2 Kommentare zu „Sempai oder Sensei“

  • Leonard:

    Sehr geehrte Damen und Herren,

    seit fast 5 Jahren bin ich auch Karateka und habe bereits den 3. Kyu des Braungurtes. Doch bis heute habe ich noch viele Fargen offen. Meine erste Frage ist, wie die Bezeichnungen der einzelnen Sempais, Senseis und Kyoshis funktioniert (wer kommt als erstes und wie geht es dann stufenweise weiter runter) ?
    Meine nächste Frage wäre, wie die Verleihung des 10. Dans gehen würde und warum behauptet wurde, dass man ein Idiot sei, wenn man es zu Lebzeiten schaffen würde den 10. Dan zu erreichen ?

    Im Vorraus bedanke ich mich für Ihre Aufmerksamkeit

    Mit freundlichem Gruß
    Leonard Küster

    • ralphp:

      Ein Sensei ist ein Lehrer. Ein Sempai ist kein Lehrer, sondern ein älterer Schüler, als jemand, der ebenfalls noch lernt.
      Kyoshi ist lediglich eine andere Bezeichnung für Lehrer. Es gibt Verbände, die den Titel des Kyoshi oder Renshi verleihen, was aber letztlich keine allgemeine Gültigkeit hat. Im japanischen Sprachgebrauch wird „Sensei“ in der Regel vom Sprecher nicht verwendet sondern es ist der Anrede vorbehalten. Die Schriftzeichen für Sensei bedeuten „älteres Leben“, also jemand der mehr Lebenserfahrung hat. Ein Doktor der Naturwissenschaften, ein Professor, ein Rechtsanwalt, auch ein Arzt wird als „Sensei“ angesprochen. Ein Lehrer wird über sich selbst und seinen Beruf sprechend für gewöhnlich „Kyoshi“ verwenden, wobei aber auch „Sensei“ anzutreffen ist.
      Viele Kampfsportschulen wollen sich einen besonders traditionellen Anstrich verleihen und legen Wert auf japanische Begriffe, wobei diese Begrifflichkeiten aber oft nichts mit der Lebenswirklichkeit in Japan zu tun haben. Diese Leute sind oft japanischer als die Japaner selbst und erhalten in Japan nicht selten ein höfliches aber bedauerndes Lächeln.
      Ein Sempai ist wie bereits erwähnt ein Schüler, der bereits länger dabei ist. Sowohl in der Schule, Universität aber auch auf Arbeit ist jeder, der länger dabei ist automatisch ein Sempai, einer der mehr Erfahrung hat (oder haben sollte). Der Sempai steht in der Hierarchie unter dem Sensei, aber über einem selbst. Im Kampfsport wird auch ein Schüler, der später dazugekommen ist aber jetzt eine höhere Graduierung innehat als Sempai bezeichnet, wobei Sempai in der Regel immer nur im Verhältnis von einem selbst zum anderen betrachtet wird. Insofern ist man selbst stets entweder Sempai (länger dabei) oder später dazugekommen (Kohai).

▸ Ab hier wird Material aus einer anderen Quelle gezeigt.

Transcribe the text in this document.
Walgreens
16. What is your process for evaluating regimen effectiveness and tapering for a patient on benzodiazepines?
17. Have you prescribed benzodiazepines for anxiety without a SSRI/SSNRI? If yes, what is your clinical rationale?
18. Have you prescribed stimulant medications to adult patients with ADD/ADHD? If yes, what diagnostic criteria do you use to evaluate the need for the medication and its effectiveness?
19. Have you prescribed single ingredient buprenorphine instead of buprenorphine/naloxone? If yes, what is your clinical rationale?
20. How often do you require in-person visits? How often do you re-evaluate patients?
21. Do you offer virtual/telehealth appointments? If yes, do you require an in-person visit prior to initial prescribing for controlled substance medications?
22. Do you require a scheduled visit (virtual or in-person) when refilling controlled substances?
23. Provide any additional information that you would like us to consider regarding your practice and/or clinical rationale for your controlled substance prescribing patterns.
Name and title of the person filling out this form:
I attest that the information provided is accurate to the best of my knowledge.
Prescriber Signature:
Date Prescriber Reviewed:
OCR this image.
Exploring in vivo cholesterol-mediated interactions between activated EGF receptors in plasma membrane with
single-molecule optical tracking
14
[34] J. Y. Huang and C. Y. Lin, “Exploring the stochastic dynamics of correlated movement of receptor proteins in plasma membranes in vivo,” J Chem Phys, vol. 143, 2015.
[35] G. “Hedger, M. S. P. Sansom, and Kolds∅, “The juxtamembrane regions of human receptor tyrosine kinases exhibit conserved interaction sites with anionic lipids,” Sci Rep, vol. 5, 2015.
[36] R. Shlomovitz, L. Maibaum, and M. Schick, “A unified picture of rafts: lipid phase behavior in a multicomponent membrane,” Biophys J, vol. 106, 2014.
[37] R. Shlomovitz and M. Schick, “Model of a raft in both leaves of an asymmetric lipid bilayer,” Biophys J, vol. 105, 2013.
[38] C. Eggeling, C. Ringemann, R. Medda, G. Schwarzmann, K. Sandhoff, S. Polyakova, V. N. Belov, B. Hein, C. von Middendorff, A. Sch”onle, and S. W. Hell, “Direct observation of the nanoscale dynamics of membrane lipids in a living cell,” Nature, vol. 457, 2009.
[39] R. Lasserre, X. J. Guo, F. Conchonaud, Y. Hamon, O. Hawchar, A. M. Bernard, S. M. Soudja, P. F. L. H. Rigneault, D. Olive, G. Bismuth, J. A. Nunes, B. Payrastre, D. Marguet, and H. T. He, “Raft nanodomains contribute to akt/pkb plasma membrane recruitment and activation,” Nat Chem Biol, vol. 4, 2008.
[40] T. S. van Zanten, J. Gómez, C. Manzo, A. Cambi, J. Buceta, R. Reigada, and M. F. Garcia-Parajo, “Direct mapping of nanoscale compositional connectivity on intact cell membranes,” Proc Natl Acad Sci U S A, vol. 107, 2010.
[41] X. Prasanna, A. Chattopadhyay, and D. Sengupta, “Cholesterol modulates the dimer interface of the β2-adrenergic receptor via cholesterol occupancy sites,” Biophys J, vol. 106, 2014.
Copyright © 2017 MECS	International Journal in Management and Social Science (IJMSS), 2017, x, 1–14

      Da man sich sein Leben lang stets verbessern kann, also niemals Perfektion erreichen kann, der 10. Dan aber gerade die höchste Stufe der Perfektion ausdrückt, ist ein Verleihen des 10. Dan, eines Meistergrads der absoluten Perfektion zu Lebzeiten ein Widerspruch in sich. Jemand, der nach Perfektion strebt und meint, diese erreicht zu haben, ist nicht perfekt. Denn sonst würde er wissen, dass es immer etwas dazuzulernen gibt und dass man sich immer weiter verbessern kann.